There weren’t many of those, though. Miners—with the exception of Dopey, Grumpy and Sneezy—seldom sang while they worked. They saved singing for the kitchen, the parlour, the union hall and the tavern. The old songs, passed down from parent to child, and the new ones, reflecting the changing reality of their lives, were like a collective moan. If I were to try to distill all of these songs down to a single theme, it would be this: life is hard and ends badly, but it’s all we have. It’s difficult not to reach for the Paxil after hearing stanzas like this: “I work in the pit, it’s a terrible hole/ Getting paid by the comp’ny for hauling the coal/ By dodging this trip it’s queer I’m alive/ For each day I work I get three sixty-five.” Or this: “I gave my best to Besco/ They gave me
their worst/ Faceless men have sucked my blood/ What can I do but curse?/ The British Vampire Company/ Sunk its teeth into my veins/ Broke my back, starved my kids/ Drove me half insane.” And doesn’t a fellow’s spirit lift to read the following, chosen at random from O’Donnell’s collection? “Deep down in the earth where we take out the coal/ The chill of the mine will soon enter your soul/ Though you long to be up where the warm sun can shine/ You just gotta be down, down, down deep in the mine.”

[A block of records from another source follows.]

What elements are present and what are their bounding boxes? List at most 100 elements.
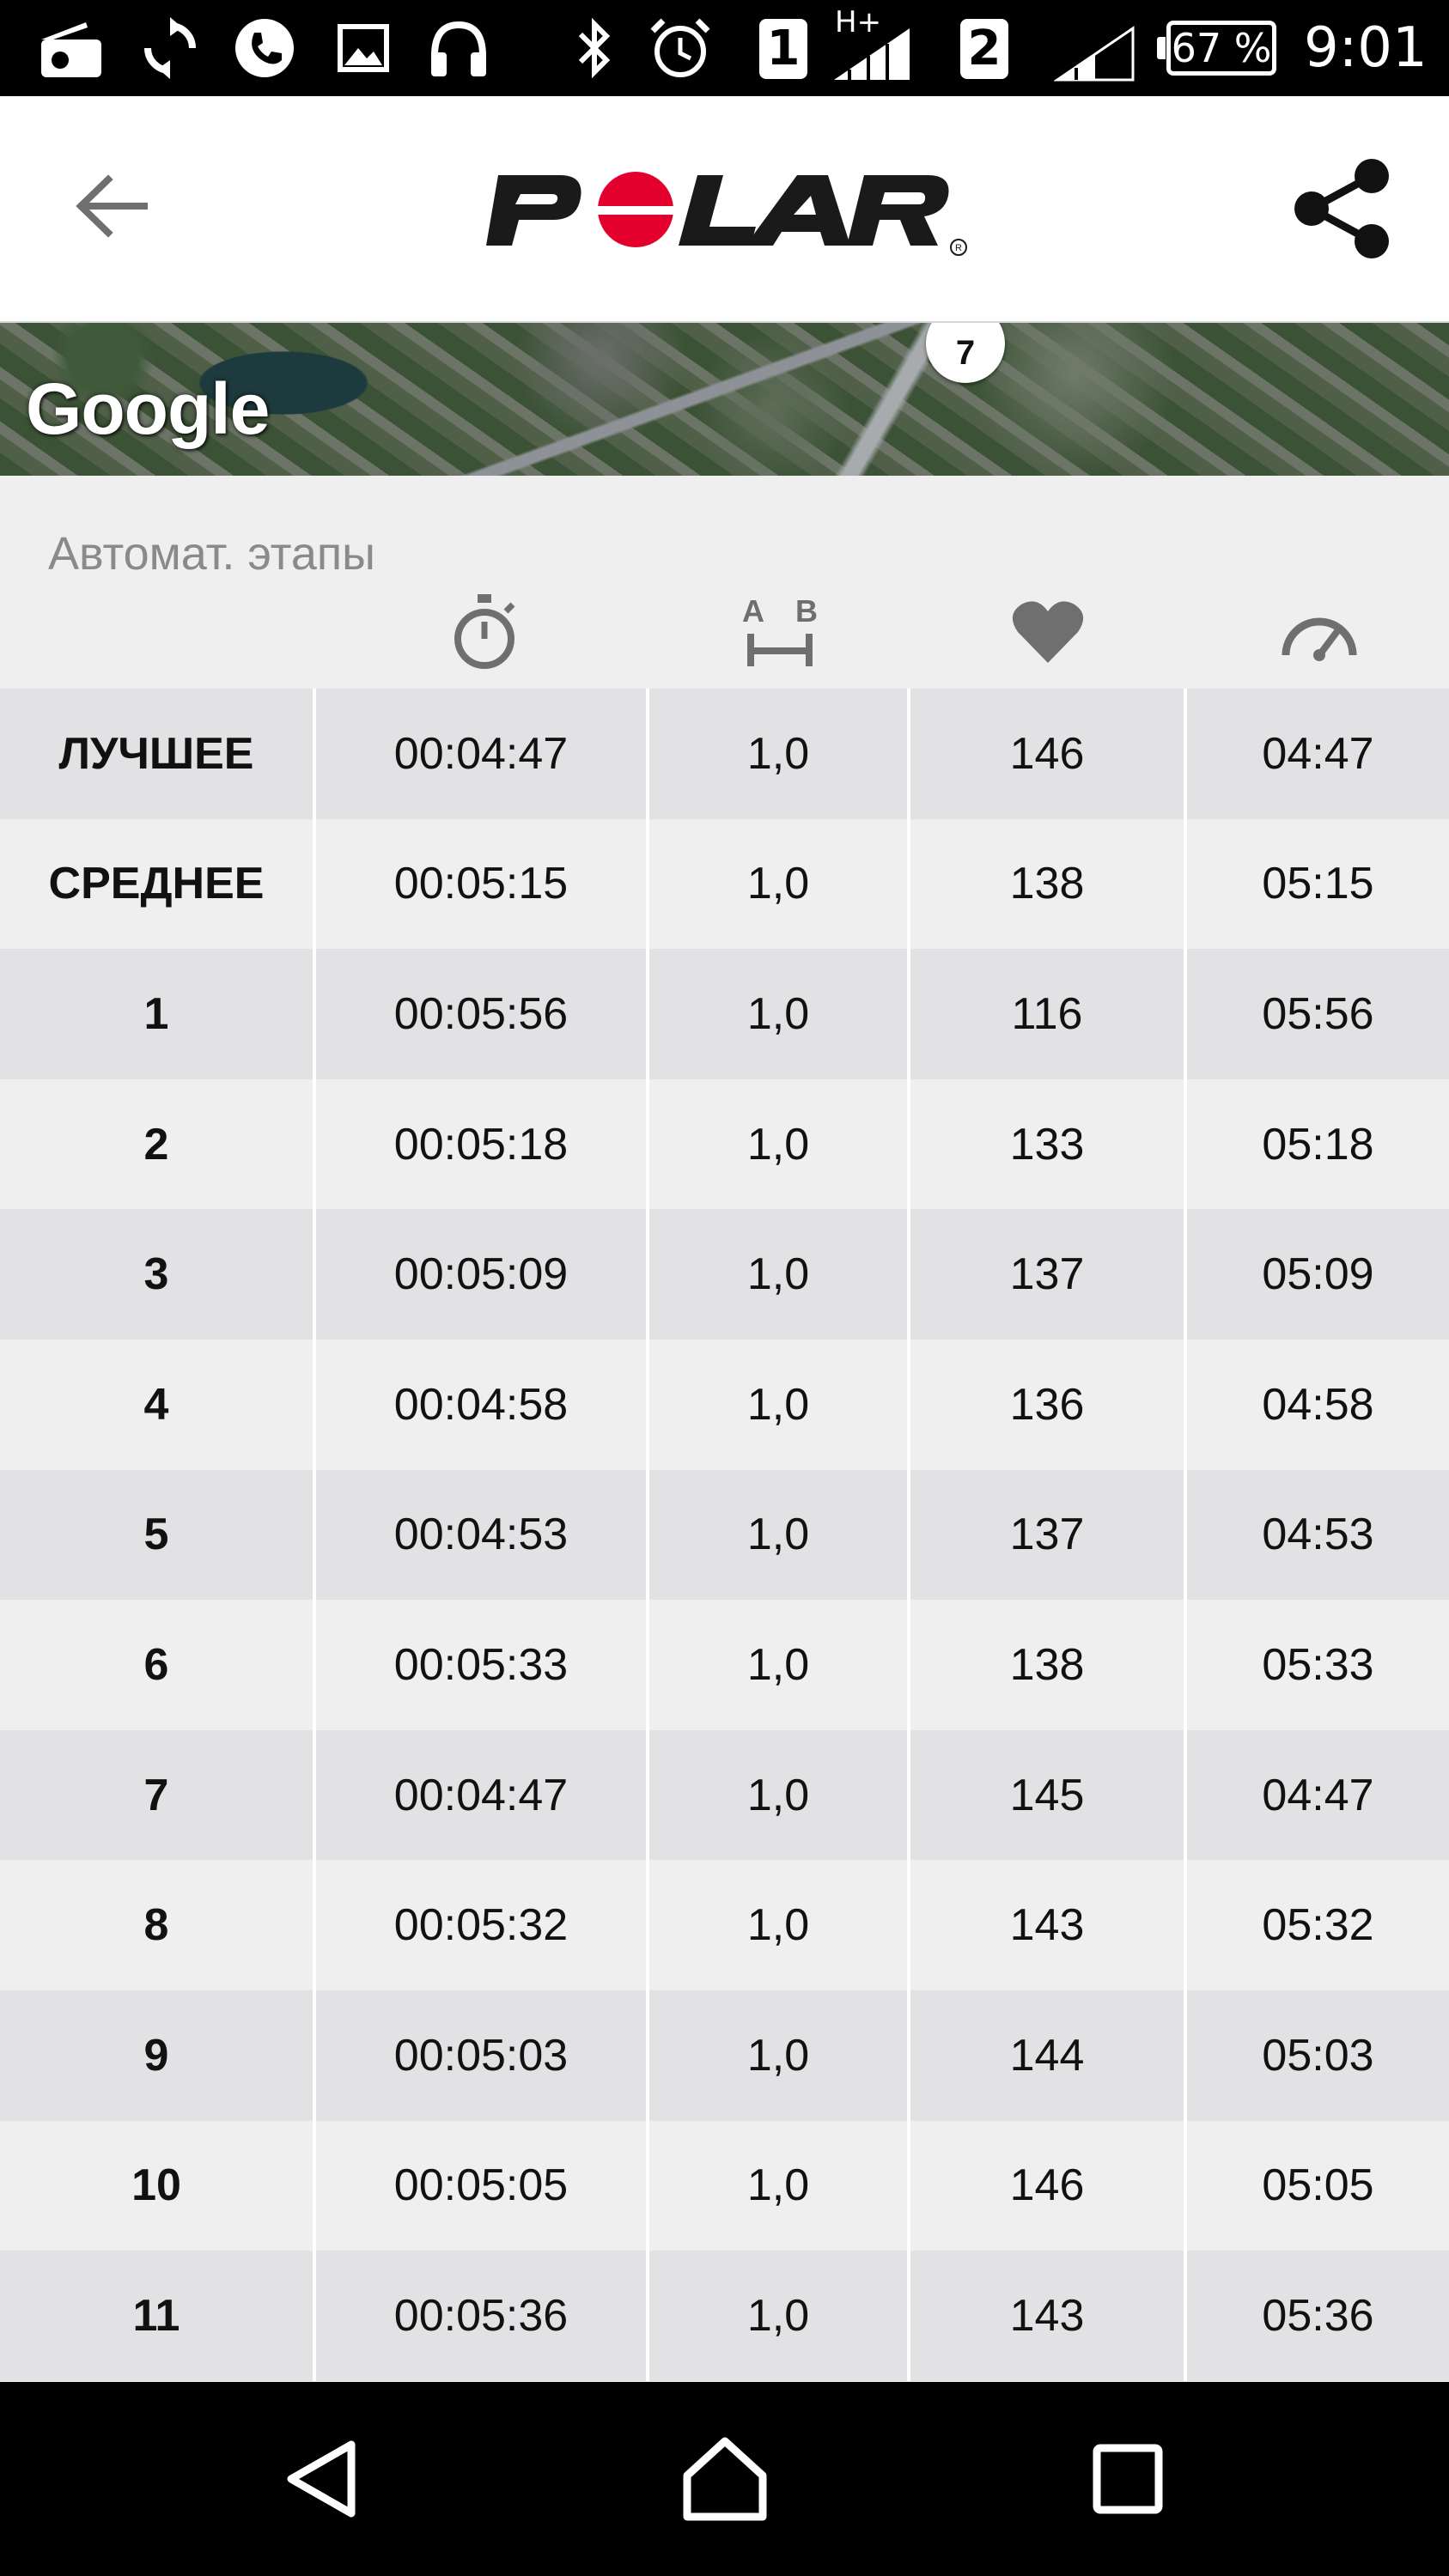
nav-back-icon [279,2436,365,2526]
lap-label: 7 [0,1729,316,1861]
table-row[interactable]: СРЕДНЕЕ 00:05:15 1,0 138 05:15 [0,818,1449,950]
lap-pace: 05:33 [1262,1639,1374,1690]
sim2-badge: 2 [960,19,1008,79]
table-row[interactable]: 1 00:05:56 1,0 116 05:56 [0,949,1449,1079]
lap-time: 00:05:33 [316,1600,649,1730]
heart-icon [1010,589,1086,675]
lap-time: 00:05:18 [316,1078,649,1210]
lap-distance: 1,0 [649,1339,910,1470]
lap-label: СРЕДНЕЕ [0,818,316,950]
lap-distance: 1,0 [649,1860,910,1990]
radio-icon [36,17,105,79]
lap-pace: 05:18 [1262,1119,1374,1170]
nav-recents-button[interactable] [1072,2425,1184,2537]
alarm-icon [648,17,713,79]
lap-heart-rate: 145 [910,1729,1187,1861]
lap-pace: 04:47 [1262,728,1374,779]
route-map[interactable]: Google 7 [0,323,1449,476]
lap-marker[interactable]: 7 [926,323,1005,383]
lap-heart-rate: 138 [910,818,1187,950]
lap-time: 00:05:32 [316,1860,649,1990]
lap-distance: 1,0 [649,1600,910,1730]
lap-pace: 05:05 [1262,2160,1374,2211]
lap-time: 00:05:03 [316,1990,649,2121]
table-row[interactable]: 7 00:04:47 1,0 145 04:47 [0,1729,1449,1861]
table-row[interactable]: 4 00:04:58 1,0 136 04:58 [0,1339,1449,1470]
lap-distance: 1,0 [649,949,910,1079]
lap-label: 6 [0,1600,316,1730]
polar-logo: R [481,165,971,259]
navigation-bar [0,2382,1449,2576]
lap-heart-rate: 146 [910,2120,1187,2251]
table-row[interactable]: 11 00:05:36 1,0 143 05:36 [0,2251,1449,2381]
table-row[interactable]: 2 00:05:18 1,0 133 05:18 [0,1078,1449,1210]
table-row[interactable]: ЛУЧШЕЕ 00:04:47 1,0 146 04:47 [0,689,1449,819]
lap-heart-rate: 133 [910,1078,1187,1210]
nav-home-button[interactable] [669,2425,781,2537]
lap-heart-rate: 116 [910,949,1187,1079]
lap-heart-rate: 144 [910,1990,1187,2121]
lap-label: 8 [0,1860,316,1990]
lap-heart-rate: 137 [910,1469,1187,1601]
share-button[interactable] [1288,155,1400,266]
lap-time: 00:05:05 [316,2120,649,2251]
arrow-back-icon [76,173,148,242]
speedometer-icon [1278,589,1361,675]
lap-pace: 05:36 [1262,2290,1374,2341]
lap-distance: 1,0 [649,818,910,950]
sim1-badge: 1 [759,19,807,79]
lap-pace: 04:58 [1262,1379,1374,1430]
lap-heart-rate: 137 [910,1209,1187,1340]
lap-time: 00:04:47 [316,1729,649,1861]
lap-heart-rate: 143 [910,2251,1187,2381]
signal-icon [830,22,914,84]
phone-icon [234,17,295,79]
bluetooth-icon [574,17,615,79]
network-type: H+ [835,5,882,39]
nav-home-icon [680,2434,770,2528]
lap-distance: 1,0 [649,1469,910,1601]
lap-time: 00:05:36 [316,2251,649,2381]
lap-distance: 1,0 [649,2251,910,2381]
lap-time: 00:04:53 [316,1469,649,1601]
lap-heart-rate: 143 [910,1860,1187,1990]
back-button[interactable] [60,165,163,251]
share-icon [1293,157,1396,264]
lap-label: 11 [0,2251,316,2381]
image-icon [335,17,392,79]
table-row[interactable]: 8 00:05:32 1,0 143 05:32 [0,1860,1449,1990]
lap-label: 1 [0,949,316,1079]
lap-time: 00:04:58 [316,1339,649,1470]
battery-indicator: 67 % [1157,21,1276,76]
lap-heart-rate: 136 [910,1339,1187,1470]
signal-icon [1053,22,1137,84]
table-row[interactable]: 3 00:05:09 1,0 137 05:09 [0,1209,1449,1340]
table-row[interactable]: 6 00:05:33 1,0 138 05:33 [0,1600,1449,1730]
lap-pace: 05:56 [1262,988,1374,1039]
lap-label: 4 [0,1339,316,1470]
lap-distance: 1,0 [649,1209,910,1340]
section-title: Автомат. этапы [48,528,375,580]
lap-pace: 05:09 [1262,1249,1374,1300]
lap-distance: 1,0 [649,689,910,819]
lap-distance: 1,0 [649,1990,910,2121]
svg-text:A: A [742,593,764,629]
lap-label: 9 [0,1990,316,2121]
lap-label: 3 [0,1209,316,1340]
table-row[interactable]: 10 00:05:05 1,0 146 05:05 [0,2120,1449,2251]
sync-icon [139,17,201,79]
lap-time: 00:05:15 [316,818,649,950]
table-row[interactable]: 5 00:04:53 1,0 137 04:53 [0,1469,1449,1601]
svg-text:R: R [955,243,962,253]
nav-back-button[interactable] [266,2425,378,2537]
lap-distance: 1,0 [649,2120,910,2251]
table-row[interactable]: 9 00:05:03 1,0 144 05:03 [0,1990,1449,2121]
lap-pace: 05:32 [1262,1900,1374,1951]
google-attribution: Google [26,368,270,449]
lap-pace: 04:47 [1262,1770,1374,1820]
lap-distance: 1,0 [649,1729,910,1861]
nav-recents-icon [1092,2443,1164,2519]
status-bar: 1 H+ 2 67 % 9:01 [0,0,1449,96]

I picture each and every one of these songs being sung by the same bony old coot with hands like tree roots and a voice hollow and ravaged as a banshee’s. Songs about George Alfred Beckett from “Old Perl’can,” who “landed in Glace Bay,” ends up killing a taxi driver and hanging for it. Or Archie MacInnis, who was born in New Waterford in 1916 and ends up fleeing for the mainland after his buddy dies in an underground rockfall. They’re all laments—at least, the memorable coal-mining songs. The harshness of life transformed into simple, direct, powerful expression. The more stripped-down and unadorned, the better. Music isn’t even necessary. It’s all in the words:

His name was Eddie Crimmins
And he came from Port aux Basques
Besides a chance to live and work
He had nothing much to ask;
No, not a dream he ever had
That he might work and save—
Was quite content to live and die
And be a working slave.
And yet, he starved, he starved, I tell you,
Back in nineteen twenty-four,
And before he died he suffered
As many have before.
When the mines closed down that winter
He had nothing left to eat,
And he starved, he starved, I tell you,
On your dirty, damned street.

A guy right out of the pages of Jack London wrote those words: Dawn Fraser, who was at various times a male nurse, pharmacist, labourer in the lumber and construction camps, gravedigger, circus barker, copywriter and salesman, before joining the Canadian infantry in the First World War. He immediately sailed off to Siberia in an ill-fated attempt to quell the Bolshevik Revolution, got wounded, then returned to Glace Bay, his birthplace, to sell aluminum pots and pans door to door. Along the way, he would stop people on the street and read them a verse, and perhaps even try to sell them a book of poetry. Robert Service was his literary model. At first Fraser wrote about hoboes, seamen, labourers and card players (Fraser, according to historian Donald MacGillivray, was a self-professed drifter, drinker and gambler). His sympathies lay with the workingman. And since he came to live in Cape Breton during the 1920s, his later poems read like fragments of a dark age told in rhyming couplets.